[655] Sprengel, iv., 203.

Optical discoveries of Scheiner. 21. Scheiner, the Jesuit, proved that the retina is the organ of sight, and that the humours serve only to refract the rays which paint the object on the optic nerve. This was in a treatise entitled, Oculus, hoc est, Fundamentum Opticum, 1619.[656] The writings of several anatomists of this period, such as Riolan, Vesling, Bartholin, contain partial accessions to the science; but it seems to have been less enriched by great discoveries, after those already named, than in the preceding century.

[656] Sprengel, iv., 270.

Medicine—Van Helmont. 22. The mystical medicine of Paracelsus continued to have many advocates in Germany. A new class of enthusiasts sprung from the same school, and calling themselves Rosicrucians, pretended to cure diseases by faith and imagination. A true Rosicrucian, they held, had only to look on a patient to cure him. The analogy of magnetism, revived in the last and present age, was commonly employed.[657] Of this school the most eminent was Van Helmont, who combined the Paracelsian superstitions with some original ideas of his own. His general idea of medicine was that its business was to regulate the archæus, an immaterial principle of life and health; to which, like Paracelsus, he attributed a mysterious being and efficacy. The seat of the archæus is in the stomach; and it is to be effected either by a scheme of diet or through the imagination. Sprengel praises Van Helmont for overthrowing many current errors, and for announcing principles since pursued.[658] The French physicians adhered to the Hippocratic school, in opposition to what Sprengel calls the Chemiatric, which, more or less, may be reckoned that of Paracelsus. The Italians were still renowned in medicine. Sanctorius, De Medicina Statica, 1614, seems the only work to which we need allude. It is loaded with eulogy by Portal, Tiraboschi, and other writers.[659]
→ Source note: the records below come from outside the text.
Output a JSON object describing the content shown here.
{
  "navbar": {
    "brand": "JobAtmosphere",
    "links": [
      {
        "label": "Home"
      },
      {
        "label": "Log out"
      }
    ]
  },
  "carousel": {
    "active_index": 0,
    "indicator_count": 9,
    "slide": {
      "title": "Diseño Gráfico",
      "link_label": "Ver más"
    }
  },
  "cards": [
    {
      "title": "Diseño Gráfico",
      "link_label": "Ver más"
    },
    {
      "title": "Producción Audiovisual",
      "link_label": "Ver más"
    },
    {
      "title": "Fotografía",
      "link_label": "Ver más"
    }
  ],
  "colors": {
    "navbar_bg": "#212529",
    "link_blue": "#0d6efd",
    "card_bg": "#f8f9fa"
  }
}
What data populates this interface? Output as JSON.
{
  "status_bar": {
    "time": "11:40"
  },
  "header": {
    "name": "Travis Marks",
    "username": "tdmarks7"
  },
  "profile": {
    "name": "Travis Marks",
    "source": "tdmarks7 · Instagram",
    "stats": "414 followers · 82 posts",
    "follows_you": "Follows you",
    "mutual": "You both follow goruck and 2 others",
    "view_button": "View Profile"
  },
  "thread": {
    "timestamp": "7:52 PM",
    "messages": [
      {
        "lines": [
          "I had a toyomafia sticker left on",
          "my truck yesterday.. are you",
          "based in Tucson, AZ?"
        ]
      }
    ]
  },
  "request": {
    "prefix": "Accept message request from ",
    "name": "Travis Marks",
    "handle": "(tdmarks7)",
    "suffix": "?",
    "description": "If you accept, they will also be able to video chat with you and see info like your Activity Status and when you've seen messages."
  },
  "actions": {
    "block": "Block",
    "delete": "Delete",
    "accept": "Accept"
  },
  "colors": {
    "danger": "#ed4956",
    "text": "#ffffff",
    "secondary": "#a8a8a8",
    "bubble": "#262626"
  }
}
[657] All in nature, says Croll of Hesse, one of the principal theosophists in medicine, is living; all that lives has its vital force, or astrum, which cannot act without a body, but passes from one to another. All things in the macrocosm are found also in the microcosm. The inward or astral man is Gabalis, from which the science is named. This Gabalis or imagination, is as a magnet to external objects, which it thus attracts. Medicines act by a magnetic force. Sprengel, iii., 362.

[658] Vol. v., p. 22.

[659] Portal, ii., 391. Tiraboschi, xi., 270. Biog. Univ.

Sect. III.

On Oriental Literature—Hebrew Learning—Arabic and other Eastern Languages.

Diffusion of Hebrew. 23. During no period of equal length, since the revival of letters, has the knowledge of the Hebrew language been, apparently, so much diffused among the literary world as in that before us. The frequent sprinkling of its characters in works of the most miscellaneous erudition, will strike the eye of every one who habitually consults them. Nor was this learning by any means so much confined to the clergy as it has been in later times, though their order naturally furnished the greater portion of those who laboured in that field. Some of the chief Hebraists of this age were laymen. The study of this language prevailed most in the protestant countries of Europe, and it was cultivated with much zeal in England. The period between the last years of Elizabeth and the Restoration, may be reckoned that in which a knowledge of Hebrew has been most usual among our divines.